- ne zamandır müslümansın?
+ kalu bela'dan beri.
- ne zamandır tabaktaki son lokmayı bir başkasına bırakıyorsun?
+ kalu bela'dan beri.
böylesi bir netlik, kesinlik ve inanmışlık söz konusu bu durumda. ne sefil öğrenci evi sofralarında bile uygulanan bu düstur karşısında saygı duymamam mümkün değil. çünkü ben bu davranışı hiç bir zaman sergileyemedim. umarsızca uzattım elimi ve o son lokmayı/dilimi/parçayı afiyetle yedim. zaten kalu bela'da böyle bir şey hatırlamıyorum. müslüman olduğumu beyan edip direkt jogging yapmaya gittim herhalde. ikinci kısımda son lokmayla ilgili bir öğüt varsa alamadım yani. kendimi bildim bileli jogging yaparım, sağlık için yani.
yalnız, ortamda benimle aynı durumda olan birisi varsa durum karmaşıklaşabiliyor. bir gün arkadaşların evinde biralarımızı yudumlarken ülker shop'tan kilo ile alınmış gofretleri yerken yine tabakta kalmış son gofreti, bir sonraki birayı açtığımda yemeyi ve güzel bir sigara altı olmasını temenni ederken yeni tanıştığım bi elemanın "hacı bu gofrette iyiymiş" deyip yemesi beni düşüncelere daldırmıştı.
kaşlarımın burnumla olan açısı 45 dereceye düşmüştü elemanı izlerken. omuzlarım çökmüştü. "olm senden geçti artık bu iş" iç sesleri yankılanıyordu. artık bu misyondan emekli olmaya karar vermiştim nerdeyse. bayrağı gençlere teslim etmek lazımdı.
müteakip günlerin birinde sofradan kalkarken minik ikizlere talimatı verdim :
- olm salata azcık kalmış, birer kaşık alın bitirin.
+ ya abi doydum ben yemiycem.
# sen bitir her zaman bişey bırakmıyosun sofrada zaten.

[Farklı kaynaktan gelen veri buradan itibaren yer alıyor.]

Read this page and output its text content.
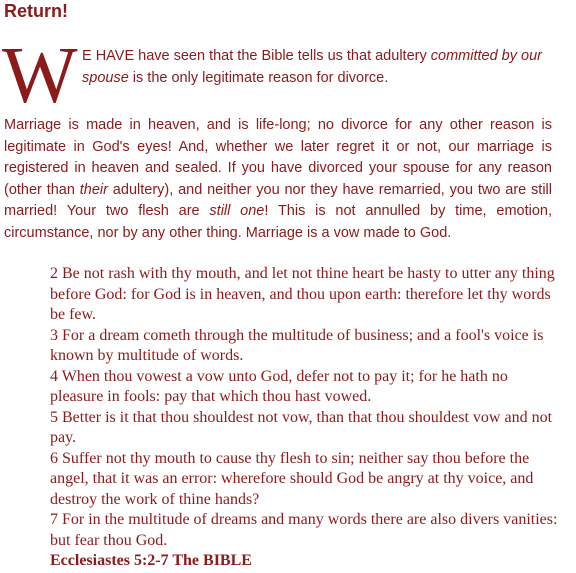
Return!
W E HAVE have seen that the Bible tells us that adultery committed by our spouse is the only legitimate reason for divorce.
Marriage is made in heaven, and is life-long; no divorce for any other reason is legitimate in God's eyes! And, whether we later regret it or not, our marriage is registered in heaven and sealed. If you have divorced your spouse for any reason (other than their adultery), and neither you nor they have remarried, you two are still married! Your two flesh are still one! This is not annulled by time, emotion, circumstance, nor by any other thing. Marriage is a vow made to God.
2 Be not rash with thy mouth, and let not thine heart be hasty to utter any thing before God: for God is in heaven, and thou upon earth: therefore let thy words be few.
3 For a dream cometh through the multitude of business; and a fool's voice is known by multitude of words.
4 When thou vowest a vow unto God, defer not to pay it; for he hath no pleasure in fools: pay that which thou hast vowed.
5 Better is it that thou shouldest not vow, than that thou shouldest vow and not pay.
6 Suffer not thy mouth to cause thy flesh to sin; neither say thou before the angel, that it was an error: wherefore should God be angry at thy voice, and destroy the work of thine hands?
7 For in the multitude of dreams and many words there are also divers vanities: but fear thou God.
Ecclesiastes 5:2-7 The BIBLE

demeçlerini verip need for speed'deki kariyerlerine devam etmek üzere huzurumdan ayrıldılar. içten içe de sevinmedim değil. benim de devam edecek bir kariyerim vardı nasılsa. arkadaşın evinde yaşadığım şoku atlatıp bir daha öyle hatalar yapmamaya söz verdim. come back bi nevi. küllerimden doğarak...
-aga sıyır şu son lokmayı...
-yok hacı şiştim ben..
-al al..
-valla şiştim lan..
-genco sen al lan.
-eyvallah babacan yetti.
-eeee sikerim lan...denilerek son lokma yenir.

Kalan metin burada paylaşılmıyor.